DJ Shadow's The Private Press Ready For The Public

15 months in the making, the follow-up to Endtroducing marks an evolution.

DJ Shadow said he was recently described as a "gateway artist," someone whose work encourages people to delve into other types of music, and recalled it as one of the biggest compliments he'd ever received. All ego boosts aside, it is an apt description.

15 months in the making, The Private Press is Shadow's long-awaited proper follow-up to 1996's Endtroducing, the seminal record combining lush ambient and hip-hop elements that earned Shadow's music the "trip-hop" label other sonically complex, non-conformist acts such as Portishead and Esthero are also saddled with.

The entirely sampled The Private Press isn't just Endtroducing part two. "I was trying to make music that, for me, was a progression," he said on a brief break from soundcheck. "I was trying to not repeat myself. I thought, 'You can respect your fans and you can treasure your fans, but you can't cater to them.' As much as I knew a lot of people thought they wanted to hear another Endtroducing, I had to give them enough credit to know that they actually don't want that."

"I'm a fan of a thousand bands or artists or DJs," Shadow continued, "and sometimes I think to myself, 'Damn, I wish Public Enemy would just do another album like It Takes a Nation of Millions [to Hold Us Back],' but then if they ever do something like that, you realize, 'Hmm, why isn't it hitting me the same way?' And what you're actually looking for, as a fan and as somebody who invests in an artist, is for them to continue to develop and evolve. So I was just trying to, in my own way and on my own terms, evolve musically."

The first step in his musical evolution was to go back and listen to music. Not a very surprising move, but the way in which he absorbed and understood the sounds was different than he'd ever known. "In the first few months of working on the record, I made a pretty big leap personally in my musical evolution. Just in taking in a lot of influence, stuff I hadn't heard before. I felt like I started to understand certain genres of music the way I never had before and I started to understand why certain artists did what they did.

"To understand what the artist was thinking about and what he or she was protesting against or why they were creating that music then, to me is very fascinating," Shadow continued. "It just gives you a deeper appreciation for the music when you understand the cultural context. That's why it frustrates me when people that aren't involved in hip-hop or didn't grow up listening to it or have not made any real effort to understand hip-hop just use the surface sounds, like sampling a rap tune and not really understanding anything about what made that music so powerful at the time."

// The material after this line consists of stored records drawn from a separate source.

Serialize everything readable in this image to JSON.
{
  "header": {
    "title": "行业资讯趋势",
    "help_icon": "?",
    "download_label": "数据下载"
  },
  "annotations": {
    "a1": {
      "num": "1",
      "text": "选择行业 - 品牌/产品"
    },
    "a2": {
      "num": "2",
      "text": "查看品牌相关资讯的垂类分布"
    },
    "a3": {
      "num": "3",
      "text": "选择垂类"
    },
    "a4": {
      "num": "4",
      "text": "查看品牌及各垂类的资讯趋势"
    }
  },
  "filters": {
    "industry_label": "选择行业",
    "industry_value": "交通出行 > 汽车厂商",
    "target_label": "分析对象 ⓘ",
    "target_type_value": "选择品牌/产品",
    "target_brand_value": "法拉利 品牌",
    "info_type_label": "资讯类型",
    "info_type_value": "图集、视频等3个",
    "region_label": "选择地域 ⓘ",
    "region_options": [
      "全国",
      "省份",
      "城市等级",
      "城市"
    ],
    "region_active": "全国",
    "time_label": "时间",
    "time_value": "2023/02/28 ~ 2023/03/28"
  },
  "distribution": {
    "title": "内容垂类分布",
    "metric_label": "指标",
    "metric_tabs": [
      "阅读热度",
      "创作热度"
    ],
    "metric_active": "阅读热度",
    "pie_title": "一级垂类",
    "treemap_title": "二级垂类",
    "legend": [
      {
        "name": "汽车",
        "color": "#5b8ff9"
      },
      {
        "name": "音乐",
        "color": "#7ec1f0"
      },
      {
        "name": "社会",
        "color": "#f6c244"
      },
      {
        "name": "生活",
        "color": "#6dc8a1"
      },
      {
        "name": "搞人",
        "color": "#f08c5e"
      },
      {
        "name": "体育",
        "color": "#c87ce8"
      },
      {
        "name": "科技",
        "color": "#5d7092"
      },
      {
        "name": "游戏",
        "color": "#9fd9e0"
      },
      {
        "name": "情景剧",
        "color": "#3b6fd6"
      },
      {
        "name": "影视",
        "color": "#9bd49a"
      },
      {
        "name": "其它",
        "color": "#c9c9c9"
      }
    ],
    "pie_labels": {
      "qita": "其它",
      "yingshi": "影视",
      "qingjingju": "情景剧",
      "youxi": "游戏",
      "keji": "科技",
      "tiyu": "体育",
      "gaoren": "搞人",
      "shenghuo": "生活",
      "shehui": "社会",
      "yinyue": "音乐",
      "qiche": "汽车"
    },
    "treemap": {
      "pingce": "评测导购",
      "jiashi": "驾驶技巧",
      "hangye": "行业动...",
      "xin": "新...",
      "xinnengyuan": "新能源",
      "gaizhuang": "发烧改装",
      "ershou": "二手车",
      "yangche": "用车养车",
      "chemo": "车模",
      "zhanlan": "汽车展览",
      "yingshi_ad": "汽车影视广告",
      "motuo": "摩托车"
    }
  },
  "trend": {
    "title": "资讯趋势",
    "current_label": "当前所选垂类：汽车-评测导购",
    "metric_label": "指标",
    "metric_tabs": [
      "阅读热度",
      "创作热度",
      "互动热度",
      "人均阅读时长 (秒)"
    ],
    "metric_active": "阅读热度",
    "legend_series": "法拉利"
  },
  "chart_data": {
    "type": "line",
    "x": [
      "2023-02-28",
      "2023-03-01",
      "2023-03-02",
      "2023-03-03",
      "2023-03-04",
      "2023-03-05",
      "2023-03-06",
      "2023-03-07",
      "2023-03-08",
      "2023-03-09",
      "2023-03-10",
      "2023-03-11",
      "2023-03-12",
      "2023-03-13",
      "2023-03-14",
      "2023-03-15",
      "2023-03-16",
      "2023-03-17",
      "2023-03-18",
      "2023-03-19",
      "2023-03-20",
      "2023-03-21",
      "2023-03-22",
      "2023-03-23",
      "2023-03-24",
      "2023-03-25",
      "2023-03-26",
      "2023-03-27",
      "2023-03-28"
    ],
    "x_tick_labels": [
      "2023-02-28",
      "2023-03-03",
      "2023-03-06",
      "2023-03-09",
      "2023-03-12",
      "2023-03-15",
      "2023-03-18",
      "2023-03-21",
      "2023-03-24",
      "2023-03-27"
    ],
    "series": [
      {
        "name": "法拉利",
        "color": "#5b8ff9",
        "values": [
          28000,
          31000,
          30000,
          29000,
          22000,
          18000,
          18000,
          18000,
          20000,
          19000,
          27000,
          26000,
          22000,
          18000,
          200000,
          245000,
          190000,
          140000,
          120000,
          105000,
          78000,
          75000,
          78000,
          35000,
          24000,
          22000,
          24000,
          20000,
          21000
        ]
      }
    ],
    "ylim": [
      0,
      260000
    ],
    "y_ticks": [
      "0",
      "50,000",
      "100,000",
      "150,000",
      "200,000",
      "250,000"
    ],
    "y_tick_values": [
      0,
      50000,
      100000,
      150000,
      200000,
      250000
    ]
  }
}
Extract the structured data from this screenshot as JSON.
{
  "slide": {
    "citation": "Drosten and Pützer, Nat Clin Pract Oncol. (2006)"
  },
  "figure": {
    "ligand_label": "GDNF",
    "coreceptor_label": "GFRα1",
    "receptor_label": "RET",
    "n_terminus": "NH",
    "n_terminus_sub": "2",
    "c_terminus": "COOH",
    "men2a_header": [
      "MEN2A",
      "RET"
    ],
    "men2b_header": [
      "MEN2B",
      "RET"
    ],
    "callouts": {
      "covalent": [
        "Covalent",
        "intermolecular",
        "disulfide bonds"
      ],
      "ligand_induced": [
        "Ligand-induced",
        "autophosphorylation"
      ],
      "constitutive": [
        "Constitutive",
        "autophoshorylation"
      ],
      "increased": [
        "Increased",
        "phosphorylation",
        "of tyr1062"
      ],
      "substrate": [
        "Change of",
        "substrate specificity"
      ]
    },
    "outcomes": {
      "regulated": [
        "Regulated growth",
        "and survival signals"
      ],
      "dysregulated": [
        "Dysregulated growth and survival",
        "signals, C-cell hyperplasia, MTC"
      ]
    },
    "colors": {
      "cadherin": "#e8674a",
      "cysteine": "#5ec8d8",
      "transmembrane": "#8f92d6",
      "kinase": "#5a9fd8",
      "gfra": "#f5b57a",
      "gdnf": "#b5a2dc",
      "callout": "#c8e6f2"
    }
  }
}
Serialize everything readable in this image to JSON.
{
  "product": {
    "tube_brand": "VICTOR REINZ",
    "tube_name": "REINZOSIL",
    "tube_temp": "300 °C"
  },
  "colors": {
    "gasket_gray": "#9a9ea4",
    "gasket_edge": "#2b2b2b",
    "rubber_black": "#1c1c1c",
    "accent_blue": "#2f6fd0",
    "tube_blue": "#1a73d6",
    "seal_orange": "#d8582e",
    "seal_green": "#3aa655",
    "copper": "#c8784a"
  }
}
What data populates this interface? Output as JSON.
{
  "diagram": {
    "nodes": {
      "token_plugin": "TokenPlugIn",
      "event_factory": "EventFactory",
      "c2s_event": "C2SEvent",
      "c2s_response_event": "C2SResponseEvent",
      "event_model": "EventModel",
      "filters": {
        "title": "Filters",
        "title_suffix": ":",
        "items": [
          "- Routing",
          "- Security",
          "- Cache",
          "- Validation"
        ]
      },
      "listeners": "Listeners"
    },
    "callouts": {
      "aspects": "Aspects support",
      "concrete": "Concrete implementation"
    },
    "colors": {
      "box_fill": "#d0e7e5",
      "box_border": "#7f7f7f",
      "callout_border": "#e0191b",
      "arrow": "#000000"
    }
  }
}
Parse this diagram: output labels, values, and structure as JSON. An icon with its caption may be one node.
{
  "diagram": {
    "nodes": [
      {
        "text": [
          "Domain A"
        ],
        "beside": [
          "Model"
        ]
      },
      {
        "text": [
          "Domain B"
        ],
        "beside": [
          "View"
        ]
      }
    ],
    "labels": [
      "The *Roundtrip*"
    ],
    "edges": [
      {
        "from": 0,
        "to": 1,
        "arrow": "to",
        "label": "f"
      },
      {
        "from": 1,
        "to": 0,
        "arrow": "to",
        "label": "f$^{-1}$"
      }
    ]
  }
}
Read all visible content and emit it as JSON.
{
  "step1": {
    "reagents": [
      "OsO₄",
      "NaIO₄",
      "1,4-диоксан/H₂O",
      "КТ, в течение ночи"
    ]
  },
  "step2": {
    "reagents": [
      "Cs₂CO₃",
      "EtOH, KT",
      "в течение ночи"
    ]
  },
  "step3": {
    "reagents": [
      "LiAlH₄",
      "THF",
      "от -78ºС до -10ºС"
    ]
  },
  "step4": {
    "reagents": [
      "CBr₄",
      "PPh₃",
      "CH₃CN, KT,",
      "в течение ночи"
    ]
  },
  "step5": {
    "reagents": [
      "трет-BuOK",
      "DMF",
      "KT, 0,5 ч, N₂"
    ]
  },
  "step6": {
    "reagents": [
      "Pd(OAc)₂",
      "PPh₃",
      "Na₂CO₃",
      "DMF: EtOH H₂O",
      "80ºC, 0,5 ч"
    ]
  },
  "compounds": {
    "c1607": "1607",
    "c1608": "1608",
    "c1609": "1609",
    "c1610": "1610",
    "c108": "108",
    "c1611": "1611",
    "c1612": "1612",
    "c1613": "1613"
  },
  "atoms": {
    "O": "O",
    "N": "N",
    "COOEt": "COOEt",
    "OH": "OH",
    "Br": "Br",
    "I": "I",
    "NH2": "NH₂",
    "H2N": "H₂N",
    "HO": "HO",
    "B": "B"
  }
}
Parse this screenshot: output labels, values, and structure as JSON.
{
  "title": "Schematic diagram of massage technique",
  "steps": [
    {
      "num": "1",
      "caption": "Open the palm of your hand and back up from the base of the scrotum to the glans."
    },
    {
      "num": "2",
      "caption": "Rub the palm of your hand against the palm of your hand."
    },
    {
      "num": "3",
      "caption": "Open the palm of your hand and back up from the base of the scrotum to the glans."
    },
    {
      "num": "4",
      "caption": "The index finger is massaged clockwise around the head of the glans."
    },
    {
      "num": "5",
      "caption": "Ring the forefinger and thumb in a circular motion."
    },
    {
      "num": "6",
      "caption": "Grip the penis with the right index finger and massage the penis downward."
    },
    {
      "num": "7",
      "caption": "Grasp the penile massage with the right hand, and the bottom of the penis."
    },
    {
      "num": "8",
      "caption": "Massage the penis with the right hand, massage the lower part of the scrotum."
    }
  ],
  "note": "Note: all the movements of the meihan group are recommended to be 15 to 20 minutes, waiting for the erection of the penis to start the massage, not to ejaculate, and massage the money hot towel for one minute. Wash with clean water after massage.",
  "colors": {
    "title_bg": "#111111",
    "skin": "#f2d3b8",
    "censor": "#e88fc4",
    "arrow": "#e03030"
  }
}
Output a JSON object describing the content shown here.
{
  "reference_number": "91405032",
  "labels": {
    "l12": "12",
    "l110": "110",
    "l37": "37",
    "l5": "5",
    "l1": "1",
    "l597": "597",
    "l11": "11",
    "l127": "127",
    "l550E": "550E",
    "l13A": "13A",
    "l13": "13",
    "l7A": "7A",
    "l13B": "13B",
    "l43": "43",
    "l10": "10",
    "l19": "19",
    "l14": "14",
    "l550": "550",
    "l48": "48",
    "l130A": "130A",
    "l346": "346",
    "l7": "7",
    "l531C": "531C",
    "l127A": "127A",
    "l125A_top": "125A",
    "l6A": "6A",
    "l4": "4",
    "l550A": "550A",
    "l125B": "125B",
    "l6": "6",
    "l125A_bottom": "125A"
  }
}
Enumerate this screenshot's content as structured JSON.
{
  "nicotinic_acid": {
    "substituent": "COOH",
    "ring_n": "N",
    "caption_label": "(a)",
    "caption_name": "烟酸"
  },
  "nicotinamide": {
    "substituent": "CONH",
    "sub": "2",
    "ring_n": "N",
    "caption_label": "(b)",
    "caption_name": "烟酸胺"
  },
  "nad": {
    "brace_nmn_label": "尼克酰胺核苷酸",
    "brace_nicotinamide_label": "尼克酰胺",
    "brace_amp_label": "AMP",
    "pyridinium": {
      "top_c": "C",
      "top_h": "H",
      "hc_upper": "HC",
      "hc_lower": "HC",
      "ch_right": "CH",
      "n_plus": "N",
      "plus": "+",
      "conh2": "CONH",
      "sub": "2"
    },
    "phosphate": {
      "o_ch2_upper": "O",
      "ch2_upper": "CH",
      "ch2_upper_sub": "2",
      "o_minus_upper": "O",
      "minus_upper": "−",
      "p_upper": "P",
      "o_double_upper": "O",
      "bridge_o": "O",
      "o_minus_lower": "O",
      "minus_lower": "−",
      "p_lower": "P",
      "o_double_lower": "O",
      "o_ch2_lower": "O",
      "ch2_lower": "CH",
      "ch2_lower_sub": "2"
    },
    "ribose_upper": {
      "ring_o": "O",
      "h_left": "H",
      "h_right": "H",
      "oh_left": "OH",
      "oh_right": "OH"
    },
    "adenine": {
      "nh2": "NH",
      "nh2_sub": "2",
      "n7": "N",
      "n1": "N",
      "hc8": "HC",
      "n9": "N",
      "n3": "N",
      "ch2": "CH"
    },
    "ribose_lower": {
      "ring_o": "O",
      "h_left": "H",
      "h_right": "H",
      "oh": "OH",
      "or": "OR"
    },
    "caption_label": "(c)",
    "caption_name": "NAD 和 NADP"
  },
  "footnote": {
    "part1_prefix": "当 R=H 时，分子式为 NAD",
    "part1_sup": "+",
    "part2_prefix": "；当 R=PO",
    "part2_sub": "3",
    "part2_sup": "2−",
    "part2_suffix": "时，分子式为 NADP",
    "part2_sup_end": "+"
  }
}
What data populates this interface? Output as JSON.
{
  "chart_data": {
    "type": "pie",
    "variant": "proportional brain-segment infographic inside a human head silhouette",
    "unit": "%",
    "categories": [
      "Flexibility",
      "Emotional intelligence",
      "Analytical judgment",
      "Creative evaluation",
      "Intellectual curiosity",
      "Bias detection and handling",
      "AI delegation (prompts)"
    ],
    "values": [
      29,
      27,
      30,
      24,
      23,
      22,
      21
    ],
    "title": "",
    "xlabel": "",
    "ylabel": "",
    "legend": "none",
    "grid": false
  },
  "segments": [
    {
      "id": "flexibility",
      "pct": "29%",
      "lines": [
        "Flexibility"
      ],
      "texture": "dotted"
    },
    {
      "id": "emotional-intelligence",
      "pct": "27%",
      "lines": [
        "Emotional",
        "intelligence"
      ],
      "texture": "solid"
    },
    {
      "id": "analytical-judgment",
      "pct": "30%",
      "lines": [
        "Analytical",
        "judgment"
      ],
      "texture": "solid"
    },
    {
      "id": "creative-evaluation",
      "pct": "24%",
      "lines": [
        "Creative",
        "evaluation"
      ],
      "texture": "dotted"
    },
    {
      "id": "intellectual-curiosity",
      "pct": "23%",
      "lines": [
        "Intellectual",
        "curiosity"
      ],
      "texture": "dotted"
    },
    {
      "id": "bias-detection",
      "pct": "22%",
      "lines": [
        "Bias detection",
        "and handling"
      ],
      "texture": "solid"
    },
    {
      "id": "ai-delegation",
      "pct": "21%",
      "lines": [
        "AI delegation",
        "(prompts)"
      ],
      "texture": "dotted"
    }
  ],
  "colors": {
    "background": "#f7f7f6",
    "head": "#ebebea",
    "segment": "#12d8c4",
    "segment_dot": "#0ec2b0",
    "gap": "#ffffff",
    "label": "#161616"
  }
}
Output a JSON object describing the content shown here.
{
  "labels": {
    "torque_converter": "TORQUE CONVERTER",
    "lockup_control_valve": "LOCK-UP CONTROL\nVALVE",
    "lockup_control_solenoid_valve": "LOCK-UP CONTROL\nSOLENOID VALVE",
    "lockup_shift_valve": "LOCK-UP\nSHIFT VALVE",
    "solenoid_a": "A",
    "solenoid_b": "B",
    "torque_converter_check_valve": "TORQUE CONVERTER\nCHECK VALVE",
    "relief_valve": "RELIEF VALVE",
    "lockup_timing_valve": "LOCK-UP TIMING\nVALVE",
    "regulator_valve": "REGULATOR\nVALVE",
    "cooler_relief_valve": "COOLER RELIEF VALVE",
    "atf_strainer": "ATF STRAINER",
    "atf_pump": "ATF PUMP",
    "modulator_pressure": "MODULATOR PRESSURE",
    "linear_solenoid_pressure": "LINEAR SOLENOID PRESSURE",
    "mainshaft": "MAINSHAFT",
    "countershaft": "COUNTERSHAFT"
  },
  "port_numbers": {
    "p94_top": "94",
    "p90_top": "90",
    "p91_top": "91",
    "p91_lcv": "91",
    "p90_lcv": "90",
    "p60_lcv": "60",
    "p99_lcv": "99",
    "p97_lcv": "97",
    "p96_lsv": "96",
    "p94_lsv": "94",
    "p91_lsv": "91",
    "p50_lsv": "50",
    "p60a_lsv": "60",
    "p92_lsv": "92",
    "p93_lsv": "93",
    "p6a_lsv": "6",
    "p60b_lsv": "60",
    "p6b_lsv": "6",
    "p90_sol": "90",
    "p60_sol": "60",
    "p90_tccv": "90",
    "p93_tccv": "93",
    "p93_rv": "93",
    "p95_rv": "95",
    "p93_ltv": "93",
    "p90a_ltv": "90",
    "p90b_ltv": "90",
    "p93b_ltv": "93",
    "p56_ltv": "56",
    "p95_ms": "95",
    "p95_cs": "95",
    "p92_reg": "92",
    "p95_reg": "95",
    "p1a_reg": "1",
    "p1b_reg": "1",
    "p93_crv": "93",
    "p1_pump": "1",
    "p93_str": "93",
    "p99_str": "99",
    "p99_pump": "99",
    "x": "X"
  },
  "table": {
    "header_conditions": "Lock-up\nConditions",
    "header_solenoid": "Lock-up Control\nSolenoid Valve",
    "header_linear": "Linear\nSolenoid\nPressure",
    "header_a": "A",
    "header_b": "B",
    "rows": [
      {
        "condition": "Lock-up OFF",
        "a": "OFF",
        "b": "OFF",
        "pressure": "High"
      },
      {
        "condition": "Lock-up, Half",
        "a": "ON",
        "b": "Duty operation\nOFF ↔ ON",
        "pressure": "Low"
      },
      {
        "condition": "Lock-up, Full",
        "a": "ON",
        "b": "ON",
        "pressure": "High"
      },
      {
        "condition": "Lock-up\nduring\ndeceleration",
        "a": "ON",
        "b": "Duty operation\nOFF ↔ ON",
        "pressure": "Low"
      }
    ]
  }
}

In 2000, armed with this new understanding and insight, DJ Shadow set about recording The Private Press. To share what he had learned, he decided not only to sample the sounds of the music, but also capture the spirit of it.

The title The Private Press is a reference to the vanity labels on which the album's obscure recordings would traditionally be released. In an effort to maintain the integrity of the original songs though they are changed beyond recognition — the DJ's specialty — Shadow gives a nod to their roots.

Some of the work on The Private Press wasn't so calculated. While very few of the songs have actual lyrics, the album and its titles follow a visceral progression that gives the LP a sense of continuity and completeness. "Sometimes the titles come almost immediately before there's even a structure to the song," DJ Shadow said. "Case in point would be 'Fixed Income.' That title leapt into my brain when it was just that throbbing bass sound and the drums. I don't know why that title popped into my head, but I always knew that it fit and it helped me finish the song."

Unfortunately, that wasn't the case with "You Can't Go Home Again."

"I've never been happy with that title. I struggled on a title for that song forever because I fell in love with the demo. The initial basis of the song came about in a couple of hours and I really liked it and it was so interesting to me structurally. I always tried to think of titles that could measure up to how I felt about the demo and how the song came out because I'm really happy with it, and I never really could. So I had to just come up with a title that could put somewhat of a nice neat bow on the end of the album.

"I can live with it now," he said, with a laugh. "It usually takes me four months to start slowly forgetting all the things I was lamenting, so I'm kind of starting that process now."